Gestione Affitti

Affitti, il rendimento insegue la formula giusta

di Dario Aquaro e Cristiano Dell’Oste

I nuovi affitti di abitazioni nel 2016 in molti casi non hanno neppure pareggiato la variazione dei prezzi al consumo, che l’Istat ha misurato in deflazione, a -0,1% di media annua. È vero che nei contratti “4+4” registrati alle Entrate il canone è cresciuto su base nazionale dello 0,5% rispetto al 2015 (media di 455 euro al mese). Ma osservando le singole città o le altre tipologie contrattuali balzano all’occhio diversi segni negativi.

L’impressione è quella di un mercato fragile e frammentato, in cui i proprietari hanno cercato la soluzione migliore per difendere una redditività anche minima, muovendosi tra formule contrattuali e opzioni per la cedolare, senza trascurare la variabile della morosità, che resta a livelli elevati.

In alcune grandi città i nuovi canoni liberi sono aumentati in modo evidente: +5,4% a Milano, +3,5% a Firenze e +3% a Bologna.
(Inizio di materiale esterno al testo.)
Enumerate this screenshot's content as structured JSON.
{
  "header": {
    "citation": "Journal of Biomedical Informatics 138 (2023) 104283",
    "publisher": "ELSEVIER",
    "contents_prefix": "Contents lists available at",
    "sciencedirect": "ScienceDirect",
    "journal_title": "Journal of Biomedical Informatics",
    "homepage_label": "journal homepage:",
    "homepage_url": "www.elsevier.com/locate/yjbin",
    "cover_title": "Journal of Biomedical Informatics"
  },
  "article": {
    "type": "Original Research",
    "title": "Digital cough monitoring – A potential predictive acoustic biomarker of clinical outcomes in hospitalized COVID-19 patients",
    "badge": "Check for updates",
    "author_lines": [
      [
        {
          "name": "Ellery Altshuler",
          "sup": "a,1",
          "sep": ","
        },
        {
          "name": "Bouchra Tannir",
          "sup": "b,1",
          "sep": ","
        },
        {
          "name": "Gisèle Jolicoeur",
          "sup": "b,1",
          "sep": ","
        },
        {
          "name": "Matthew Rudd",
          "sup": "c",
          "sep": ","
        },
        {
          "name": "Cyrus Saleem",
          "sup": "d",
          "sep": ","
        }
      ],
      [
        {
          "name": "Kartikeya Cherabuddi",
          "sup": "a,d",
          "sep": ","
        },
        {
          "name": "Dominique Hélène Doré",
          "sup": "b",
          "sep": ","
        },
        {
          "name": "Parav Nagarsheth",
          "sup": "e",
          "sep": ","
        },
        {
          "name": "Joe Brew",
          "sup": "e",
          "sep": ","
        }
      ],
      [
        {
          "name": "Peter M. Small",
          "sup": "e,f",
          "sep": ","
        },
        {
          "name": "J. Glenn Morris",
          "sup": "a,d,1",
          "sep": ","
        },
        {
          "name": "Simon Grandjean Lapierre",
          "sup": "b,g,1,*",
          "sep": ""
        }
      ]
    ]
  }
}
Altre zone hanno invece sofferto, a partire da Roma – la principale piazza italiana della locazione – dove la formula “4+4” ha perso il 2,1% e il canale concordato ha lasciato sul terreno lo 0,5 per cento.

In altri centri non c’è neppure un trend univoco tra canoni liberi (in calo o stazionari) e concordati (in aumento): capita tra l’altro a Torino, Napoli e Genova.

Come orientarsi, allora, sul mercato? Il Rapporto immobiliare 2017 delle Entrate permette di ripercorrere le variabili principali.

Per chi possiede una casa in un Comune «ad alta tensione abitativa» (tutti i capoluoghi di provincia e molti centri di medie dimensioni), la prima alternativa è tra contratto libero e concordato. La scelta dipende in primis dal divario tra il canone di mercato e quello calmierato, e non è un caso che nei centri dove il canale agevolato copre almeno il 30% degli affitti i due livelli siano molto vicini (vedi i casi di Roma, Genova, Palermo, Torino e Bologna).

Molto dipende anche dalle caratteristiche del mercato locale, che in alcune città rendono interessanti gli affitti per studenti e quelli transitori. Proprio nel canale transitorio, peraltro, si è registrato nel 2016 un crollo dei canoni a Milano (-9,2%) che andrebbe meglio indagato, visto che in questa categoria le Entrate monitorano contratti con durata da uno a tre anni.

Nella decisione va valutata inoltre la variabile fiscale, perché tutti i contratti con un canone vincolato – compresi quelli transitori, dopo il chiarimento di Telefisco 2017 – hanno la cedolare secca al 10% anziché al 21%, per ora fino a fine anno (si veda l’articolo a destra). Una soluzione che va incontro anche all’inquilino, che di riflesso può vedersi ridurre l’esborso mensile.

Le opzioni contrattuali si riducono nei centri minori, dove i potenziali inquilini sono meno numerosi e i canoni più bassi (370 euro di media mensile fuori dai Comuni ad alta tensione abitativa). In provincia diventa più penalizzante anche il conto di Imu e Tasi, che in proporzione incidono di più: basti pensare che, su una casa con una rendita catastale di 500 euro e imposte comunali ad aliquota media, Imu e Tasi erodono due mesi e mezzo di canone. Ma il rapporto può essere molto più sfavorevole per gli alloggi che hanno meno mercato o rendite catastali penalizzanti – ad esempio, gli edifici costruiti negli anni 60 e 70 in zone periferiche –, e non c’è da stupirsi che molti proprietari rinuncino alla locazione, nonostante le scarse chance di vendita.

D’altra parte, dove la domanda è molto debole, i proprietari che hanno già un inquilino “affidabile” preferiscono sempre più spesso concedere una riduzione del canone – la cui registrazione è detassata dal 2014 – anziché perdere un’entrata per quanto ridotta.

Resta sullo sfondo il nodo degli immobili non abitativi (esclusi dal rapporto delle Entrate). Privi di cedolare e di riduzioni Imu e Tasi su base nazionale, uffici, negozi, magazzini e box non pertinenziali sono il vero anello debole del mercato.